I will never feel like I’ve fully started over in my new life until I have the opportunity to renounce US citizenship, and fully repudiate all that the US government now stands for. However, I will never have that opportunity if I go into hiding. Therefore, I refuse to hide. I will be compliant, but I will bide my time until I become Canadian, because I want to be free, and with my dignity intact. Once I am Canadian, I intend to go to the US consulate and tell them that I’ve made an expatriating act, and that I did it with the intent to surrender US citizenship. From that point, I intend to enter the US as a Canadian to visit family there, irrespective of whether or not I have a CLN from the State Department, and irrespective of how CBP might try to treat me. If one of them says that I’m a US citizen until they say I no longer am, I will politely insist on being treated as the Canadian that I am at that point – the Canadian that I know I now feel in my heart at this point in my life. What will happen at that point will happen, but the worm has already turned.
Thanks for your well- wishes. Everyone’s situation is different. Based on how you described yours I can understand why you would renounce. As for me, I refuse to renounce a citizenship I never felt I even really held.
@whitecat and @mjb, I have been very vocal with all my worrying about worst case scenarios but am reasonably optimistic that things aren’t going to be as awful as I sometimes fear. I have been to the states twice since amending several years’ tax returns because of earlier incomplete filing and reporting.
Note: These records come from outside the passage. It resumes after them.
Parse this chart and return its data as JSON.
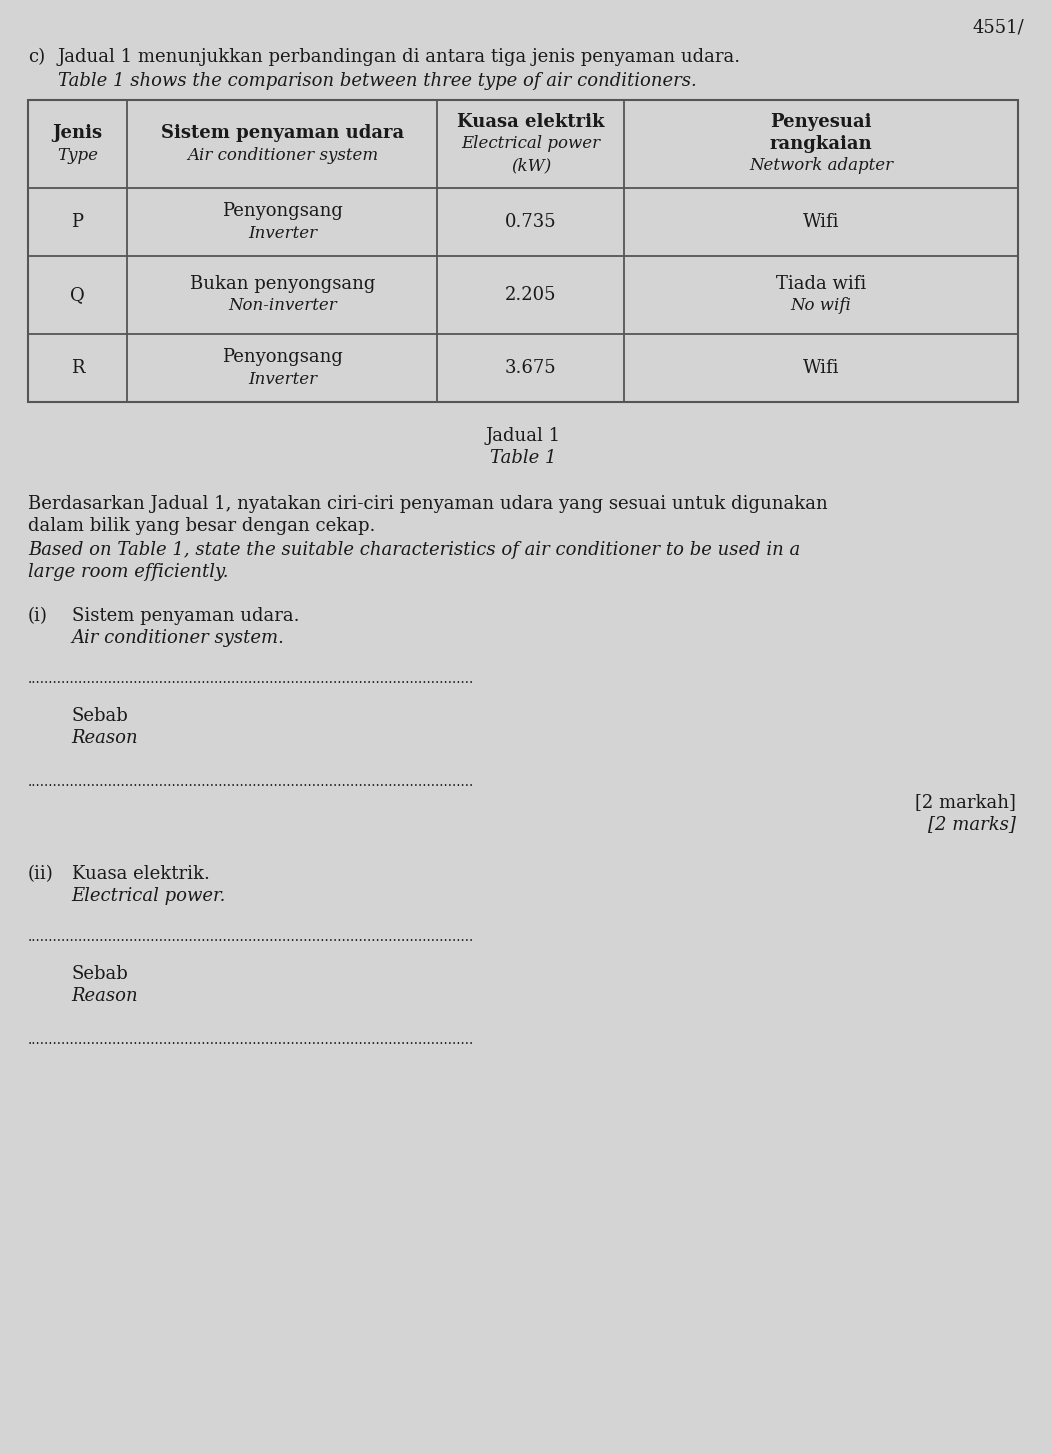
{
  "page_number": "4551/",
  "intro_prefix": "c)",
  "intro_malay": "Jadual 1 menunjukkan perbandingan di antara tiga jenis penyaman udara.",
  "intro_english": "Table 1 shows the comparison between three type of air conditioners.",
  "table_caption_malay": "Jadual 1",
  "table_caption_english": "Table 1",
  "col_headers": [
    {
      "malay": "Jenis",
      "english": "Type"
    },
    {
      "malay": "Sistem penyaman udara",
      "english": "Air conditioner system"
    },
    {
      "malay": "Kuasa elektrik",
      "english": "Electrical power",
      "unit": "(kW)"
    },
    {
      "malay": "Penyesuai\nrangkaian",
      "english": "Network adapter"
    }
  ],
  "table_rows": [
    [
      "P",
      "Penyongsang",
      "Inverter",
      "0.735",
      "Wifi",
      ""
    ],
    [
      "Q",
      "Bukan penyongsang",
      "Non-inverter",
      "2.205",
      "Tiada wifi",
      "No wifi"
    ],
    [
      "R",
      "Penyongsang",
      "Inverter",
      "3.675",
      "Wifi",
      ""
    ]
  ],
  "question_malay_1": "Berdasarkan Jadual 1, nyatakan ciri-ciri penyaman udara yang sesuai untuk digunakan",
  "question_malay_2": "dalam bilik yang besar dengan cekap.",
  "question_english_1": "Based on Table 1, state the suitable characteristics of air conditioner to be used in a",
  "question_english_2": "large room efficiently.",
  "sub_i_malay": "Sistem penyaman udara.",
  "sub_i_english": "Air conditioner system.",
  "sub_ii_malay": "Kuasa elektrik.",
  "sub_ii_english": "Electrical power.",
  "sebab_malay": "Sebab",
  "sebab_english": "Reason",
  "marks_malay": "[2 markah]",
  "marks_english": "[2 marks]",
  "bg_color": "#d4d4d4",
  "text_color": "#1a1a1a",
  "table_line_color": "#555555",
  "dot_char": ".",
  "dot_count": 105
}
I wound up owing a five-figure sum to the IRS in capital gains taxes from my investments in ‘foreign’ mutual funds. I suffered a substantial degree of double taxation and had tax returns averaging over 200 pages per year. I feel that my situation might have appeared less innocent than someone who hadn’t been aware they had to file. But both my visits have gone completely smoothly.
I felt completely safe when I arrived; no extra questions so nothing’s been flagged. I still have a few more years before these amended returns and delinquent FBARs statutes of limitation will have closed but believe I would have heard back by now if I was in huge trouble because it’s been over eighteen months.
I also suspect that they will focus more on whales abroad than ordinary expats and accidentals because they have limited budgets for enforcement. The tax compliance industry and IRS have gotten into bed to create a climate of uncertainty and fear to get us to voluntarily comply.
I don’t regret that I ‘fell’ for it because I can sleep at night knowing that if I’m audited that I trust my accountant and advisor enough to represent me. I believe they did things correctly and that I shouldn’t owe any more tax.
I also suspect that anyone worth less than $50,000 or even the $200,000 Overseas FATCA threshold (or even a million) will probably not be targeted even If they play ostrich. But of course the stakes are high if that turns out to be incorrect.
I also believe that the U.S. government could target people who are outspokenly defiant which is why I am careful with my words. I am in the ‘comply and warn’ mode. But I am going to take a calculated risk and renounce if I can. If I don’t, I’ll continue to suffer restrictions in my financial planning, expensive annual accounting fees in the thousands and be subject to double taxation.
If I suffer reprisals I’ll at least know that I tried to simplify my life. I’ve concluded it’s all I can do and pray that the U.S. govt will leave me alone so I can continue to live in the UK. The rest is out of my hands…I’ll just have to keep praying for God’s protection.
Regarding ChromeBrowser… and google translate.
You can add a Chrome extension that automatically detects the language, and suggests a translation for you without doing anything extra… That is what I use.